Apparently, it’s easier to be nonconformist on the freeway than in a friend’s kitchen.

Because I knew intuitively that it didn’t feel right to be unmasked in a strangers room, my mind had to fill the void to justify my decision.

“Maybe they know something that I missed because I arrived late?” Maybe the hostess announced that everyone present was vaccinated? “

“My son is pretty smart. If he’s not masked, it must be fine. He knows things.

“Did the CDC change the recommendations and I didn’t pay attention?” “

But while I am flawlessly honest, that natural human part of me that quietly – perhaps even unconsciously – seeks to comply felt that keeping my mask on would be interpreted as judgment. Coarse. Even without love for the grieving family.

See what I did there? Wanting to justify my choice – which was motivated more by conformity than any truly noble motive – I reframed it as the “like” option.
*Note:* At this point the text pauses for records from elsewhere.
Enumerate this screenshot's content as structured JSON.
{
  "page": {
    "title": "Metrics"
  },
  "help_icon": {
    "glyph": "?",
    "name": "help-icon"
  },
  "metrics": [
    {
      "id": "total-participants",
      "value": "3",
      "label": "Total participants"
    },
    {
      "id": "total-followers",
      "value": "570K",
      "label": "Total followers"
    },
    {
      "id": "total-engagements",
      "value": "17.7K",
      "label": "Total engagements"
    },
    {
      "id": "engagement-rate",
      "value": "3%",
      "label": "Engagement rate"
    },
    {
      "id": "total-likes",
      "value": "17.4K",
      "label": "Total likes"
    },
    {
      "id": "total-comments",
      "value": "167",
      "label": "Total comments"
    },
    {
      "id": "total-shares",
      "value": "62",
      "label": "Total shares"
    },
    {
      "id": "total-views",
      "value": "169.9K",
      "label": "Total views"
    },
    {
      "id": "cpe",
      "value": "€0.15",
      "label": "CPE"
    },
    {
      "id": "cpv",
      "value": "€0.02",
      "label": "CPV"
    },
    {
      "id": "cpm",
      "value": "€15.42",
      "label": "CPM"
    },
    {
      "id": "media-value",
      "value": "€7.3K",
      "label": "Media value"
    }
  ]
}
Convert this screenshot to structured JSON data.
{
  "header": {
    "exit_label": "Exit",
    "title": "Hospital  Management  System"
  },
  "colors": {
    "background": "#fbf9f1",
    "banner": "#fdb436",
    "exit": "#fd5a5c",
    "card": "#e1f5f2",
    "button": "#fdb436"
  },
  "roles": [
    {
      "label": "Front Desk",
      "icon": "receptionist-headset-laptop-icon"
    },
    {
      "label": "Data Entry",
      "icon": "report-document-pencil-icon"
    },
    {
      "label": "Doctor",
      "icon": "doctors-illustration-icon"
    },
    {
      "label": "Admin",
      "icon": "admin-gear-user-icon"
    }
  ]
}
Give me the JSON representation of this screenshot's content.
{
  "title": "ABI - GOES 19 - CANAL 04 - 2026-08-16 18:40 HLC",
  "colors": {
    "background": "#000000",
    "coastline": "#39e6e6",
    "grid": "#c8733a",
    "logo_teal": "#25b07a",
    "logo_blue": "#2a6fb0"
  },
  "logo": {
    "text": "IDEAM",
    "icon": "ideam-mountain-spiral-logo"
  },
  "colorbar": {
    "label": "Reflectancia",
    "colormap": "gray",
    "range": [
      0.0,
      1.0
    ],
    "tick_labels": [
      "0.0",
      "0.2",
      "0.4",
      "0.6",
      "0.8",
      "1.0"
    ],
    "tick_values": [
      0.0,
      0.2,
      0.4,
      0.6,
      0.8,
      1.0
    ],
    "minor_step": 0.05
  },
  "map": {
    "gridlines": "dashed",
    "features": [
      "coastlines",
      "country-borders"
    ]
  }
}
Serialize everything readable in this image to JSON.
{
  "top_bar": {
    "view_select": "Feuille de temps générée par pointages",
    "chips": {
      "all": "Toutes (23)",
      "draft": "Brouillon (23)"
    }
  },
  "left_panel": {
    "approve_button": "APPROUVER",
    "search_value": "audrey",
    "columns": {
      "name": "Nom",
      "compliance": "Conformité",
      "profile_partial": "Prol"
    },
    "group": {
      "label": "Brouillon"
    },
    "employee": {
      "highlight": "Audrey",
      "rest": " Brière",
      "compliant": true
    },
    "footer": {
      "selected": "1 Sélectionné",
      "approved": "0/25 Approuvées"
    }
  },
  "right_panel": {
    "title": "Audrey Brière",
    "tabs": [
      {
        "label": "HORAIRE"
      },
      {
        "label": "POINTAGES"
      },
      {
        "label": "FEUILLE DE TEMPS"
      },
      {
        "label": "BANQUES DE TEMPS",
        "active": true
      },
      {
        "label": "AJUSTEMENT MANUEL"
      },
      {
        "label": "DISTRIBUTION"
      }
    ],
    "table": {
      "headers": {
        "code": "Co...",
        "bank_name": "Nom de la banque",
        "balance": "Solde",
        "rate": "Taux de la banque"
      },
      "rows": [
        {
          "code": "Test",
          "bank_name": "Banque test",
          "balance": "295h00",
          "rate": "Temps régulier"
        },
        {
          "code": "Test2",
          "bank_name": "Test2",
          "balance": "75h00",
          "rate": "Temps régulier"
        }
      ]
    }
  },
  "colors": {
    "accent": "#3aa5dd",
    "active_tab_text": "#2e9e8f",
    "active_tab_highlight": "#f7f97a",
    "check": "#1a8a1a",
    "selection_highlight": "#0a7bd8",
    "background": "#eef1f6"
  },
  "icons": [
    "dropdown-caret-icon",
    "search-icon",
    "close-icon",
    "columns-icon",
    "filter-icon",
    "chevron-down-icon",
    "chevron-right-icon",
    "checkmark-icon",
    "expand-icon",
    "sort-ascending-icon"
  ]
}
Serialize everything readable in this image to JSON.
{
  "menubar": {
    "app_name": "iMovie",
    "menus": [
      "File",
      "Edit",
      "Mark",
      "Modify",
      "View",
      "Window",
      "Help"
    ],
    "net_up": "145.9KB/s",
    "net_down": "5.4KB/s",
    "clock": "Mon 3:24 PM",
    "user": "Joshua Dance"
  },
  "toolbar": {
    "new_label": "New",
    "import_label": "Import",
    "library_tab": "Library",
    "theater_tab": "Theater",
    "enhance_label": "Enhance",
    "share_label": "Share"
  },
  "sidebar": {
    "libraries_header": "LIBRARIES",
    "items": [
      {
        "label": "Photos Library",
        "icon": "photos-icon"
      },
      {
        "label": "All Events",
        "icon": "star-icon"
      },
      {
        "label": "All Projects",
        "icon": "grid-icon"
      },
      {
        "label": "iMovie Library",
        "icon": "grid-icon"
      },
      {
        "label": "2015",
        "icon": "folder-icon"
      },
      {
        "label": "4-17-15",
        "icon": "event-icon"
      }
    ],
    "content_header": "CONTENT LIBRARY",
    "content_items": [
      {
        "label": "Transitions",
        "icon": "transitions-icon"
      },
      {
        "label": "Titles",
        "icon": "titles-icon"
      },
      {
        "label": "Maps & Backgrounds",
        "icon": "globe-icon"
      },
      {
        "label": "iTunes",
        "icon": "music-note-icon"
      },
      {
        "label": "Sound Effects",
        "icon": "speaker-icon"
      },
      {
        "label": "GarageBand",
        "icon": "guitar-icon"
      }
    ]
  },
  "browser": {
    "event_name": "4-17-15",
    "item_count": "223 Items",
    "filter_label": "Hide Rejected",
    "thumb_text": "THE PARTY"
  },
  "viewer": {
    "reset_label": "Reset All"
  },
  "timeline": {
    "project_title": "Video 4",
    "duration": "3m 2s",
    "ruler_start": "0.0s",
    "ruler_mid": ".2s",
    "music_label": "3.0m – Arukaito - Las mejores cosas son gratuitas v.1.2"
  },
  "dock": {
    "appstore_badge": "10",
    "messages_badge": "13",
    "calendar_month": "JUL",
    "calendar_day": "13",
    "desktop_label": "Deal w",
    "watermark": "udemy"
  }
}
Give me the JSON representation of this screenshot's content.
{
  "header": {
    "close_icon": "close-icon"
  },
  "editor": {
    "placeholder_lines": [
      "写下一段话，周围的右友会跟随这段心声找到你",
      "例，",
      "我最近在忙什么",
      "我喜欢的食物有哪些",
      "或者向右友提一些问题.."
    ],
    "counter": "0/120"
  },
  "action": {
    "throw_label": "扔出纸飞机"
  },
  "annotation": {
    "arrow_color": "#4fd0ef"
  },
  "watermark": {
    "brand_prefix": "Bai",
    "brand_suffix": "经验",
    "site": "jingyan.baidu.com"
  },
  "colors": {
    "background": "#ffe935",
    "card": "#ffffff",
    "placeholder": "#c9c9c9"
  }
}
To convince myself that what didn’t seem quite right to me was right.

Four days later, I tested positive for COVID-19. When I told my son about it, he said he learned that someone else at the funeral had also tested positive. And then several other people related to someone zero earth. And then someone else. And while the hostess now feels horrible that she didn’t forbid an unvaccinated parent to attend in the first place, I don’t blame her.

She is in mourning.

We are all tired.

Most of us have done our best.

We are overwhelmed. And maybe mourning.

I understand.

I just want to testify to remind a person not to drop the mask and “be polite”.

If this middle-aged mom who wears a nose ring and drives a daisy can be forced to comply, anyone can.

Fight the power. Be careful.

Margot Starbuck, New York Times bestselling writer and award-winning author of over 20 books, is a graduate of Westmont College and Princeton Seminary. Margot has been involved in over 100 major publishing projects, serving publishers as a writer, collaborator, ghostwriter, editor, and word coach.